Wednesday, October 22nd, 2008

Most SEO (Search Engine Optimization) experts claim they can offer services to any webmaster by helping pushing more traffic to their websites. Not necessarily the PageRank, which is an importance ranking of Google, but the position in Google result pages will be the goal most people are targeting.

Inbound links help, but most traffic to ordinary sites will come from search engine result pages. Even my aunt simply types everything in Google, including URL’s.

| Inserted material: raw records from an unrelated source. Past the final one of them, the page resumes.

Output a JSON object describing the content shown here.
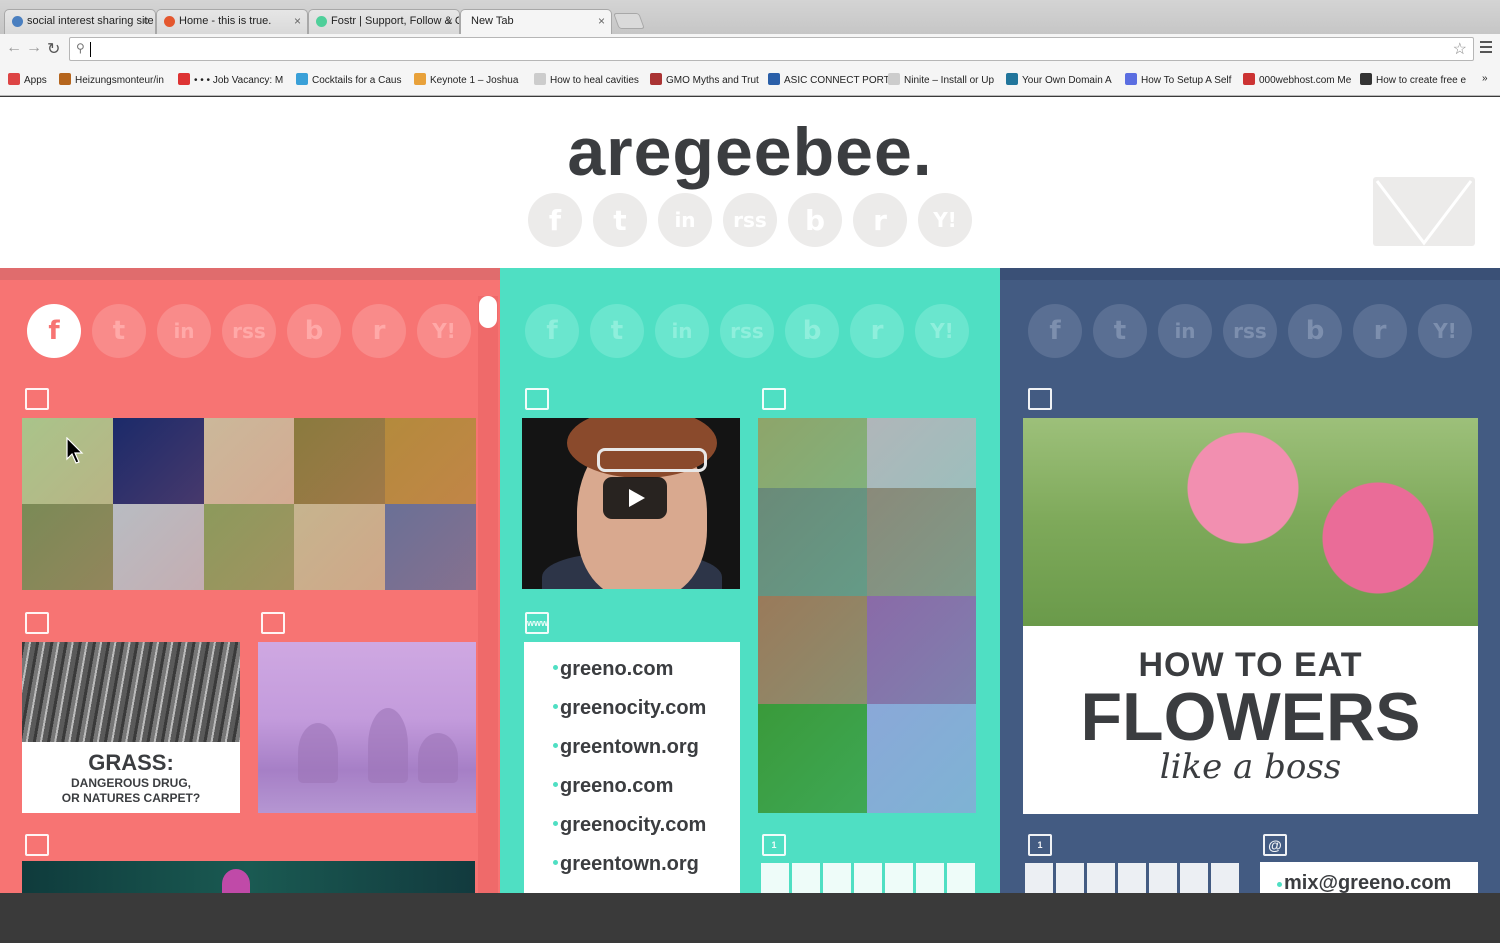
{
  "browser": {
    "tabs": [
      {
        "title": "social interest sharing site",
        "favicon_color": "#4a7fc0",
        "active": false
      },
      {
        "title": "Home - this is true.",
        "favicon_color": "#e4572e",
        "active": false
      },
      {
        "title": "Fostr | Support, Follow & C",
        "favicon_color": "#4fcf9a",
        "active": false
      },
      {
        "title": "New Tab",
        "favicon_color": "",
        "active": true
      }
    ],
    "close_glyph": "×",
    "omnibox_value": "",
    "bookmarks": [
      {
        "label": "Apps",
        "icon": "apps-grid-icon",
        "color": "#d44"
      },
      {
        "label": "Heizungsmonteur/in",
        "icon": "favicon",
        "color": "#b5651d"
      },
      {
        "label": "• • • Job Vacancy: M",
        "icon": "favicon",
        "color": "#d33"
      },
      {
        "label": "Cocktails for a Caus",
        "icon": "favicon",
        "color": "#3aa0d8"
      },
      {
        "label": "Keynote 1 – Joshua",
        "icon": "favicon",
        "color": "#e8a13a"
      },
      {
        "label": "How to heal cavities",
        "icon": "page-icon",
        "color": "#ccc"
      },
      {
        "label": "GMO Myths and Trut",
        "icon": "favicon",
        "color": "#a33"
      },
      {
        "label": "ASIC CONNECT PORT",
        "icon": "favicon",
        "color": "#2a5fa8"
      },
      {
        "label": "Ninite – Install or Up",
        "icon": "page-icon",
        "color": "#ccc"
      },
      {
        "label": "Your Own Domain A",
        "icon": "wordpress-icon",
        "color": "#21759b"
      },
      {
        "label": "How To Setup A Self",
        "icon": "favicon",
        "color": "#5b6ee1"
      },
      {
        "label": "000webhost.com Me",
        "icon": "favicon",
        "color": "#c33"
      },
      {
        "label": "How to create free e",
        "icon": "favicon",
        "color": "#333"
      }
    ],
    "bookmarks_overflow": "»"
  },
  "site": {
    "logo": "aregeebee.",
    "social_glyphs": [
      "f",
      "t",
      "in",
      "rss",
      "b",
      "r",
      "Y!"
    ],
    "social_names": [
      "facebook",
      "twitter",
      "linkedin",
      "rss",
      "bebo",
      "reddit",
      "yahoo"
    ]
  },
  "columns": {
    "c1": {
      "color": "#f77473",
      "active_social": "facebook",
      "grass_card": {
        "title": "GRASS:",
        "subtitle_line1": "DANGEROUS DRUG,",
        "subtitle_line2": "OR NATURES CARPET?"
      }
    },
    "c2": {
      "color": "#4fdfc3",
      "www_label": "www",
      "links": [
        "greeno.com",
        "greenocity.com",
        "greentown.org",
        "greeno.com",
        "greenocity.com",
        "greentown.org"
      ],
      "calendar_day": "1"
    },
    "c3": {
      "color": "#435b82",
      "flower_card": {
        "line1": "HOW TO EAT",
        "line2": "FLOWERS",
        "line3": "like a boss"
      },
      "calendar_day": "1",
      "email_icon": "@",
      "email": "mix@greeno.com"
    }
  },
  "photo_tiles_c1": [
    "#a9c48a",
    "#1b2a6a",
    "#cbb89a",
    "#8a7a3e",
    "#b48a3c",
    "#7a8a56",
    "#b8bcc2",
    "#8c9a5c",
    "#c6b48e",
    "#6a7096"
  ],
  "photo_tiles_c2": [
    "#8ea56a",
    "#b0b6ba",
    "#6a8a78",
    "#8a8a7a",
    "#9a7a5a",
    "#8a6aa8",
    "#3a9a3a",
    "#8aa8d8"
  ]
}
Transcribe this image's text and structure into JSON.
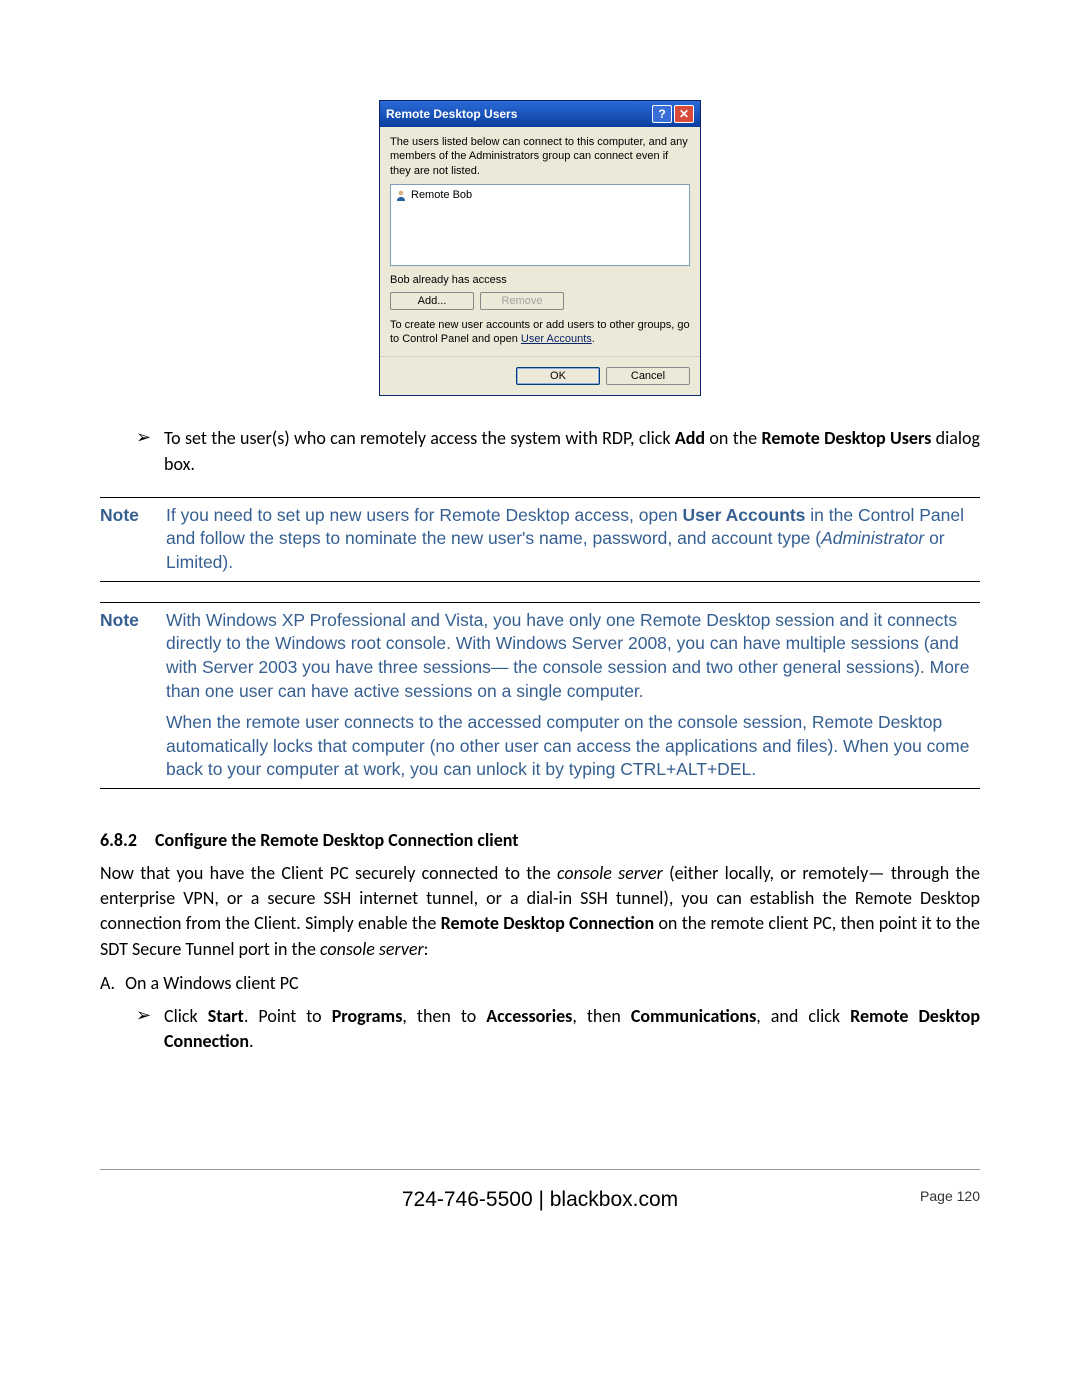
{
  "dialog": {
    "title": "Remote Desktop Users",
    "help_glyph": "?",
    "close_glyph": "✕",
    "description": "The users listed below can connect to this computer, and any members of the Administrators group can connect even if they are not listed.",
    "list_user": "Remote Bob",
    "status_text": "Bob already has access",
    "add_label": "Add...",
    "remove_label": "Remove",
    "create_note_1": "To create new user accounts or add users to other groups, go to Control Panel and open ",
    "create_note_link": "User Accounts",
    "create_note_2": ".",
    "ok_label": "OK",
    "cancel_label": "Cancel"
  },
  "bullet1": {
    "pre": "To set the user(s) who can remotely access the system with RDP, click ",
    "bold1": "Add",
    "mid": " on the ",
    "bold2": "Remote Desktop Users",
    "post": " dialog box."
  },
  "note1": {
    "label": "Note",
    "t1": "If you need to set up new users for Remote Desktop access, open ",
    "b1": "User Accounts",
    "t2": " in the Control Panel and follow the steps to nominate the new user's name, password, and account type (",
    "i1": "Administrator",
    "t3": " or Limited)."
  },
  "note2": {
    "label": "Note",
    "p1": "With Windows XP Professional and Vista, you have only one Remote Desktop session and it connects directly to the Windows root console. With Windows Server 2008, you can have multiple sessions (and with Server 2003 you have three sessions— the console session and two other general sessions). More than one user can have active sessions on a single computer.",
    "p2": "When the remote user connects to the accessed computer on the console session, Remote Desktop automatically locks that computer (no other user can access the applications and files). When you come back to your computer at work, you can unlock it by typing CTRL+ALT+DEL."
  },
  "heading": {
    "number": "6.8.2",
    "text": "Configure the Remote Desktop Connection client"
  },
  "para": {
    "t1": "Now that you have the Client PC securely connected to the ",
    "i1": "console server",
    "t2": " (either locally, or remotely— through the enterprise VPN, or a secure SSH internet tunnel, or a dial-in SSH tunnel), you can establish the Remote Desktop connection from the Client. Simply enable the ",
    "b1": "Remote Desktop Connection",
    "t3": " on the remote client PC, then point it to the SDT Secure Tunnel port in the ",
    "i2": "console server",
    "t4": ":"
  },
  "listA": {
    "letter": "A.",
    "text": "On a Windows client PC"
  },
  "bullet2": {
    "t1": "Click ",
    "b1": "Start",
    "t2": ". Point to ",
    "b2": "Programs",
    "t3": ", then to ",
    "b3": "Accessories",
    "t4": ", then ",
    "b4": "Communications",
    "t5": ", and click ",
    "b5": "Remote Desktop Connection",
    "t6": "."
  },
  "footer": {
    "center": "724-746-5500 | blackbox.com",
    "page": "Page 120"
  }
}
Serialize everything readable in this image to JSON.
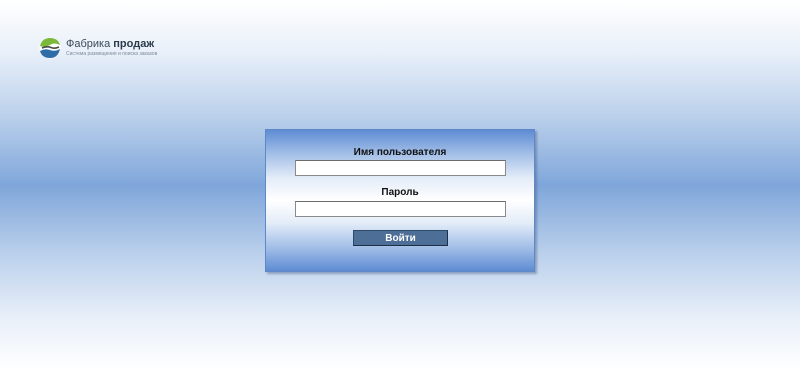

The power of Google is that they made their homepage so simple, and the searchbox is so centered, that newbies automatically start typing in there. Addressbar, what’s that? Even the technically smart and userfriendly way of making the addressbar a super searchfield, which was introduced years ago by Opera – and stole my heart immediately – and that is now copied by Firefox and Chrome, and now known as Omnibox – is too difficult for computer illiterates

I’m getting of topic. For generated traffic it does make a difference if your website is listed 7th or 68th. I prefer to have the default amount of results changed to 100. Sometimes it’s a bit hard to see, their is no explicit numbering in Google or Yahoo, so I’ve created a little CSS file that adds a that number: Search Engine Counter CSS

Works in Google

Google counter

Works in Yahoo

Yahoo counter

As a CSS Userfile

For Opera users just save this file in the User CSS directory, normally in the profile/css/user path. The you can simply select it in the dropdown menu.

Operation

Working in Opera

As a Javascript bookmarklet

An alternative way of operating is a bookmarklet powered by Javascript. Drawback: it doesn’t work, when javascript is disabled.

To install it: drag the bookmarklet to your Bookmarks Toolbar, Links Bar or Personal Bar or whatever it’s called.
Result-counter

A bookmarklet is a little javascript helper to execute some small automated tasks in your web browser

Use: push the button on a  Google or Yahoo result page.